Misconception... I struggle very much with anxiety. And I've had a history of depression too. And sometimes it's just a little extra hard for some things. So um, people don't always know it. And it's good because I've had to grow out of being so self conscious that everyone can always pinpoint it. But it's hard for me sometimes when I'm in social settings. And it's really hard to explain because I can get up there on a stage, but people don't understand that. Even when I was starting off doing that, I would go to shows where I didn't know anyone. I didn't want to invite anyone and didn't want anyone to know me. And when I would say my pieces, I would kind of come off stage and just scurry my way out. I would leave the venue, even though people are kind of coming up and wanting to say hello. It wasn't natural to just really put myself out there. So it's weird because I have extroverted tendencies. Very much an introvert and I've been making it work more in recent years, in my adult years. It's finally kind of clicking, but nothing's wrong with that. I'll still be able to have a life and manage it. I think people don't always know that it's hard.


What would you like people to know about you?

That's hard. Um, I would like them to know my passion and I think they've been seeing more and more that I've been putting myself out there. I am a passionate individual. I'm in no ways perfect. But when you have my attention, when you have my work, when you have my effort, it's all in. It's creative. It's welcoming. It's loving. As much as those words sound so fluffy, I put my all into things that I believe in, and I think anyone can count on me to be a creative until the day I die. Because it's what I do. It's just what I do. And I haven't gotten into an aspect of making it my full time, everything that I do all day, every day. But that doesn't take away from the fact that it's part of my core. I don't know what I would do without expressing myself. So, um, who knows?





What's your legacy?

Voetry is kind of something that could technically go on forever. There's always a new poem. There's always a new aspect. Literally every episode is about an individual and unless individuals stop being part of our world, I won't run out, so I've really hummed about how to make it a little bit more permanent. Even if the project doesn't necessarily keep up later on, I think it would always be a personal project that I just can't see myself stopping capturing poetry. It just affected me so much. And like I said, like anxieties and depressions, creativity is just a whole nother realm that you can immerse yourself in and it's very literally gotten me through so much of my life. So legacy wise, I think this Voetry, this video poetry thing can actually really be permanent. But aside from that, um, Voetry also kind of grown into a bit of a community social aspect. I have writing groups outside of it. I have just connected with artists and been able to feature them and whatnot. So there's another aspect of it that should grow to that. I would like to be able to hold space. If I could make a space feel like something even after I'm gone, I think I've succeeded. If I can leave people with a feeling. It doesn't sound very big, but I don't know. That's where my mind goes, I can make you feel a ways, that'd be beautiful. That'd be perfect.
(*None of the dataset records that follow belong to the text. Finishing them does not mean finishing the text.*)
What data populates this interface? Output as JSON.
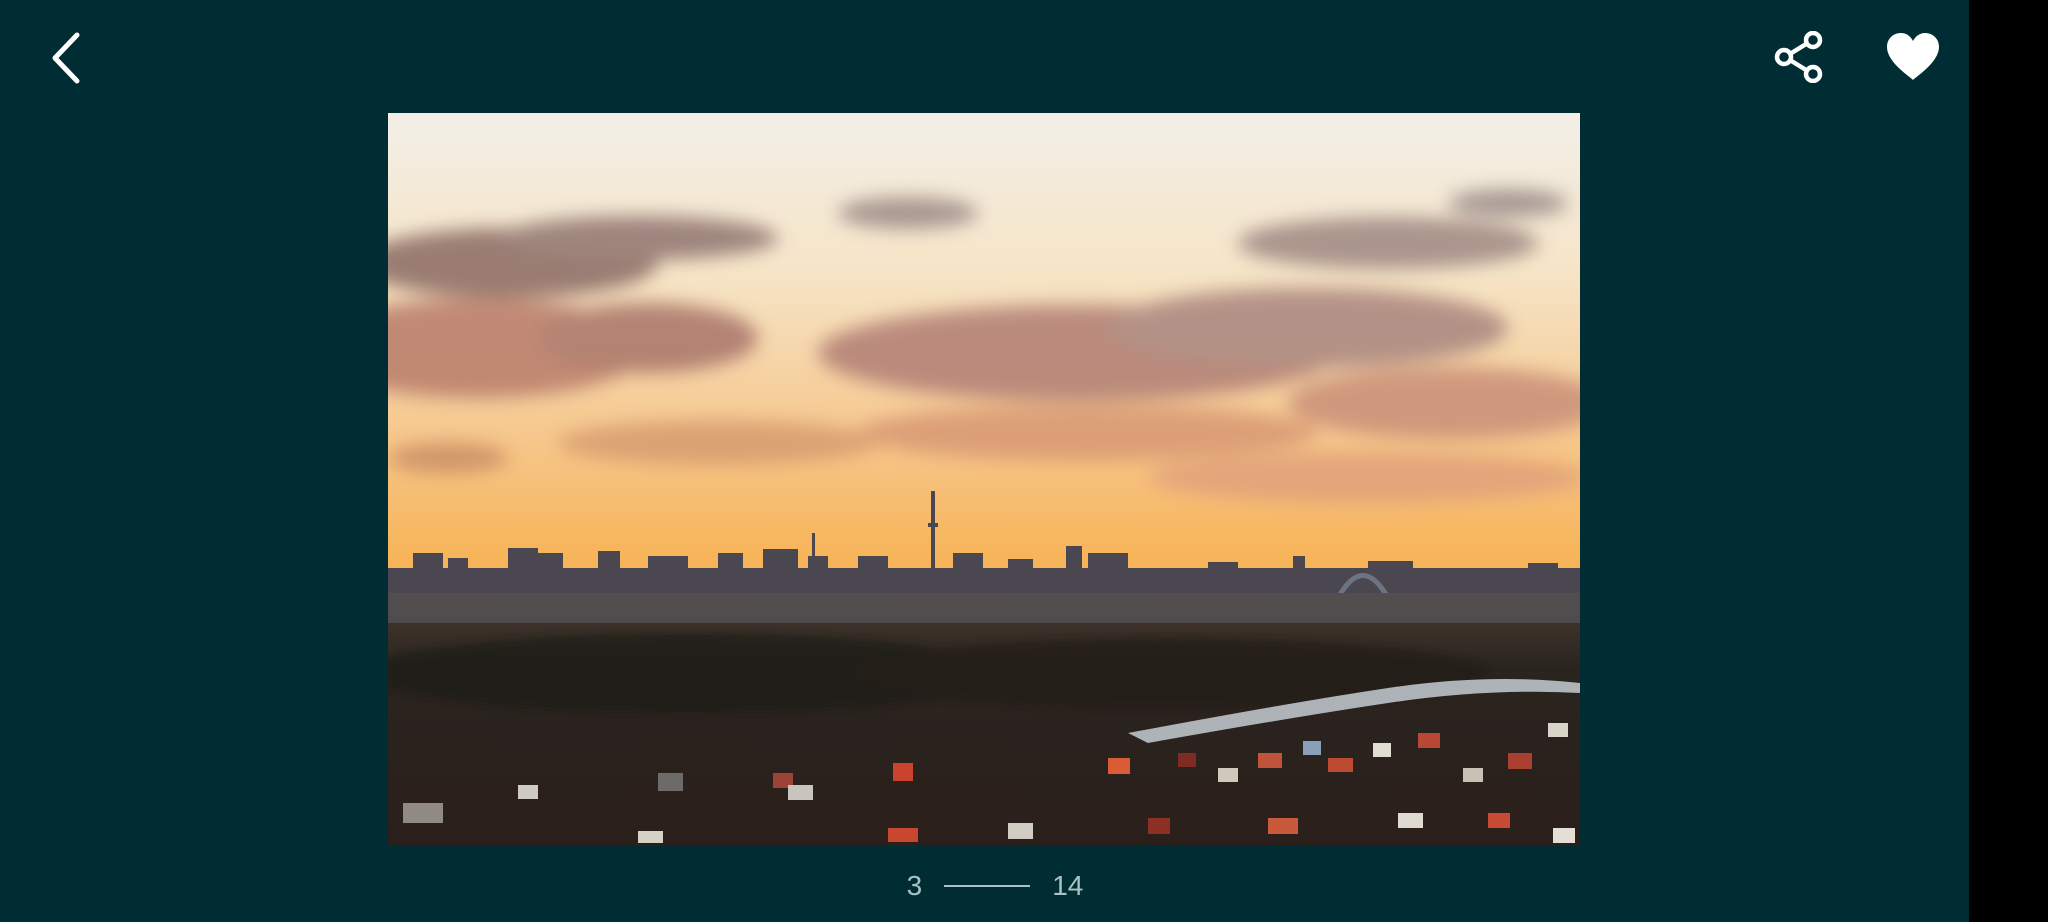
{
  "toolbar": {
    "back_icon": "chevron-left-icon",
    "share_icon": "share-icon",
    "favorite_icon": "heart-icon",
    "favorite_active": true
  },
  "pager": {
    "current": "3",
    "total": "14"
  },
  "colors": {
    "background": "#002d33",
    "icon": "#ffffff",
    "pager_text": "#a9c2c5"
  }
}
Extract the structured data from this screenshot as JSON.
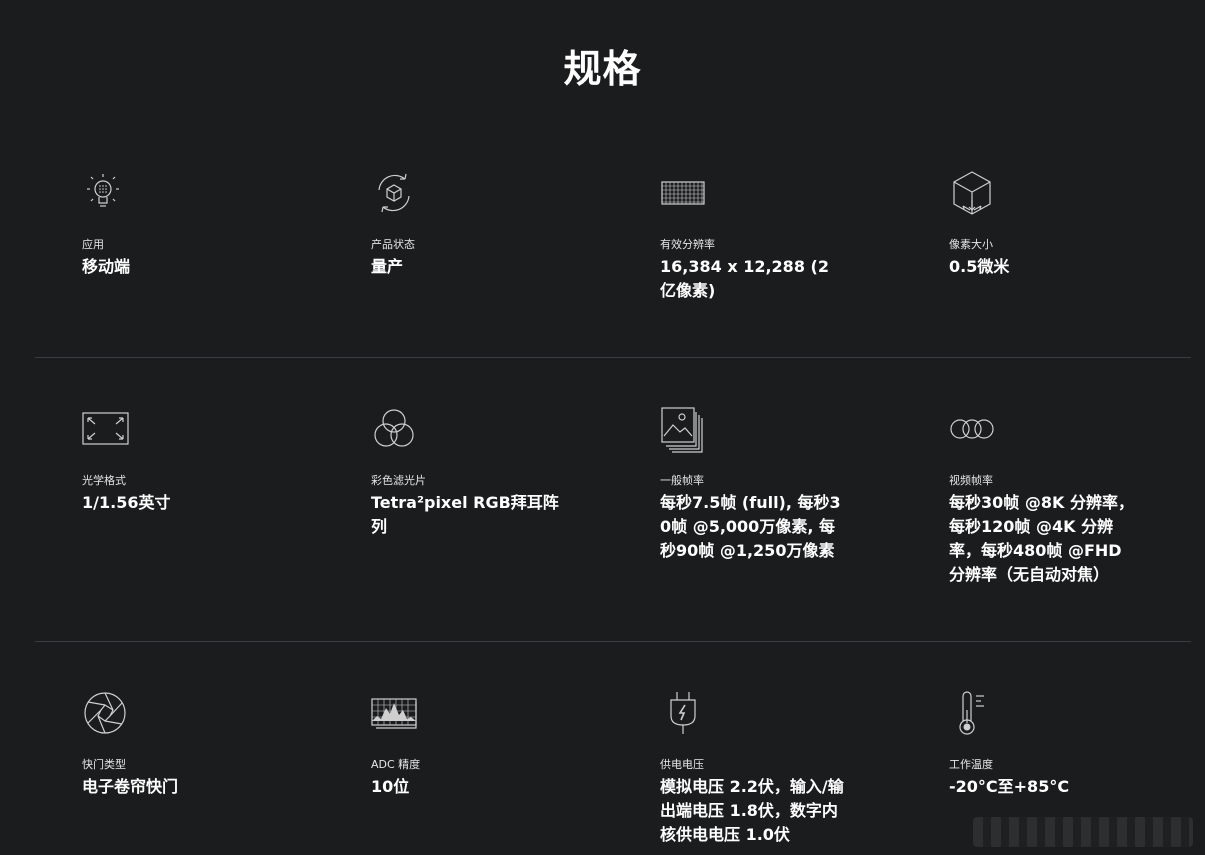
{
  "page": {
    "title": "规格"
  },
  "specs": [
    {
      "icon": "light-bulb-icon",
      "label": "应用",
      "value": "移动端"
    },
    {
      "icon": "cube-rotate-icon",
      "label": "产品状态",
      "value": "量产"
    },
    {
      "icon": "pixel-grid-icon",
      "label": "有效分辨率",
      "value": "16,384 x 12,288 (2亿像素)"
    },
    {
      "icon": "pixel-cube-icon",
      "label": "像素大小",
      "value": "0.5微米"
    },
    {
      "icon": "expand-frame-icon",
      "label": "光学格式",
      "value": "1/1.56英寸"
    },
    {
      "icon": "rgb-circles-icon",
      "label": "彩色滤光片",
      "value": "Tetra²pixel RGB拜耳阵列"
    },
    {
      "icon": "image-stack-icon",
      "label": "一般帧率",
      "value": "每秒7.5帧 (full), 每秒30帧 @5,000万像素, 每秒90帧 @1,250万像素"
    },
    {
      "icon": "video-circles-icon",
      "label": "视频帧率",
      "value": "每秒30帧 @8K 分辨率，每秒120帧 @4K 分辨率，每秒480帧 @FHD 分辨率（无自动对焦）"
    },
    {
      "icon": "shutter-aperture-icon",
      "label": "快门类型",
      "value": "电子卷帘快门"
    },
    {
      "icon": "adc-waveform-icon",
      "label": "ADC 精度",
      "value": "10位"
    },
    {
      "icon": "power-plug-icon",
      "label": "供电电压",
      "value": "模拟电压 2.2伏，输入/输出端电压 1.8伏，数字内核供电电压 1.0伏"
    },
    {
      "icon": "thermometer-icon",
      "label": "工作温度",
      "value": "-20°C至+85°C"
    }
  ],
  "colors": {
    "background": "#1b1c1e",
    "text": "#ffffff",
    "divider": "#3c3d40",
    "icon_stroke": "#cfcfcf"
  }
}
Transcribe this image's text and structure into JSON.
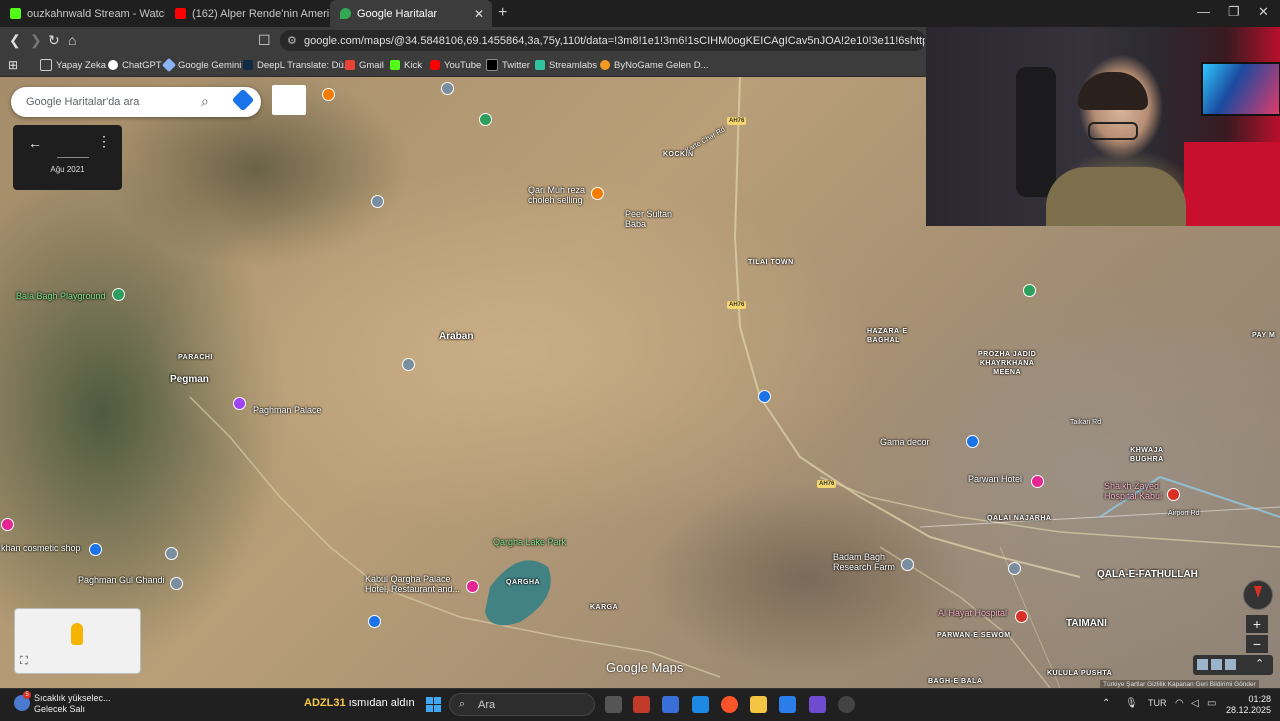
{
  "browser": {
    "tabs": [
      {
        "title": "ouzkahnwald Stream - Watch Live",
        "favicon_color": "#53fc18"
      },
      {
        "title": "(162) Alper Rende'nin Amerikan Polis",
        "favicon_color": "#ff0000"
      },
      {
        "title": "Google Haritalar",
        "favicon_color": "#34a853"
      }
    ],
    "new_tab": "+",
    "url": "google.com/maps/@34.5848106,69.1455864,3a,75y,110t/data=!3m8!1e1!3m6!1sCIHM0ogKEICAgICav5nJOA!2e10!3e11!6shttps:%2F%2Flh3.googleus...",
    "bookmarks": [
      {
        "label": "Yapay Zeka",
        "icon_color": "#d8d8d8"
      },
      {
        "label": "ChatGPT",
        "icon_color": "#ffffff"
      },
      {
        "label": "Google Gemini",
        "icon_color": "#8ab4f8"
      },
      {
        "label": "DeepL Translate: Dü...",
        "icon_color": "#0f2b46"
      },
      {
        "label": "Gmail",
        "icon_color": "#ea4335"
      },
      {
        "label": "Kick",
        "icon_color": "#53fc18"
      },
      {
        "label": "YouTube",
        "icon_color": "#ff0000"
      },
      {
        "label": "Twitter",
        "icon_color": "#000000"
      },
      {
        "label": "Streamlabs",
        "icon_color": "#31c3a2"
      },
      {
        "label": "ByNoGame Gelen D...",
        "icon_color": "#f29b1f"
      }
    ]
  },
  "maps": {
    "search_placeholder": "Google Haritalar'da ara",
    "streetview_date": "Ağu 2021",
    "watermark": "Google Maps",
    "attribution": "Türkiye   Şartlar   Gizlilik   Kapanan Geri Bildirimi Gönder",
    "labels": {
      "bala_bagh": "Bala Bagh Playground",
      "parachi": "PARACHI",
      "pegman_town": "Pegman",
      "paghman_palace": "Paghman Palace",
      "khan_cosmetic": "khan cosmetic shop",
      "paghman_gul": "Paghman Gul Ghandi",
      "araban": "Araban",
      "qari": "Qari Muh reza\ncholeh selling",
      "peer_sultan": "Peer Sultan\nBaba",
      "kockin": "KOCKIN",
      "tilai_town": "TILAI TOWN",
      "qargha_park": "Qargha Lake Park",
      "qargha": "QARGHA",
      "kabul_qargha": "Kabul Qargha Palace\nHotel, Restaurant and...",
      "karga": "KARGA",
      "hazara": "HAZARA-E\nBAGHAL",
      "prozha": "PROZHA JADID\nKHAYRKHANA\nMEENA",
      "gama": "Gama decor",
      "parwan_hotel": "Parwan Hotel",
      "khwaja": "KHWAJA\nBUGHRA",
      "sheikh_zayed": "Shaikh Zayed\nHospital Kabul",
      "qalai": "QALAI NAJARHA",
      "badam_bagh": "Badam Bagh\nResearch Farm",
      "qala_fathullah": "QALA-E-FATHULLAH",
      "al_hayat": "Al Hayat Hospital",
      "parwan_sewom": "PARWAN-E SEWOM",
      "taimani": "TAIMANI",
      "kulula": "KULULA PUSHTA",
      "bagh_bala": "BAGH-E BALA",
      "paymonar": "PAY M",
      "taikan_rd": "Taikan Rd",
      "airport_rd": "Airport Rd",
      "karte_char": "Karte Char Rd",
      "ah76": "AH76"
    }
  },
  "taskbar": {
    "weather_line1": "Sıcaklık yükselec...",
    "weather_line2": "Gelecek Salı",
    "weather_badge": "5",
    "promo_code": "ADZL31",
    "promo_text": "ısmıdan aldın",
    "search_label": "Ara",
    "lang": "TUR",
    "time": "01:28",
    "date": "28.12.2025"
  }
}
So this is my last question. Let's say you meet a young 18 year old Affrica. What advice would you give her?

Oh gosh. I had a similar question like this asked to me. I would say literally like the Nike slogan says Just do it. I don't know how simple those words are and how much we don't just do it and how long it takes me sometimes to get over myself. I'm really thinking about looking at myself and just reminding myself that I’m not losing anything. I’m not lesser for not pulling it off exactly the way I wanted to. Just do it. You have the time right now. You have the opportunities, you're not an idiot. Even if you think you might be average. Even if you were average, everyone got something to say. And so do you, so just do it.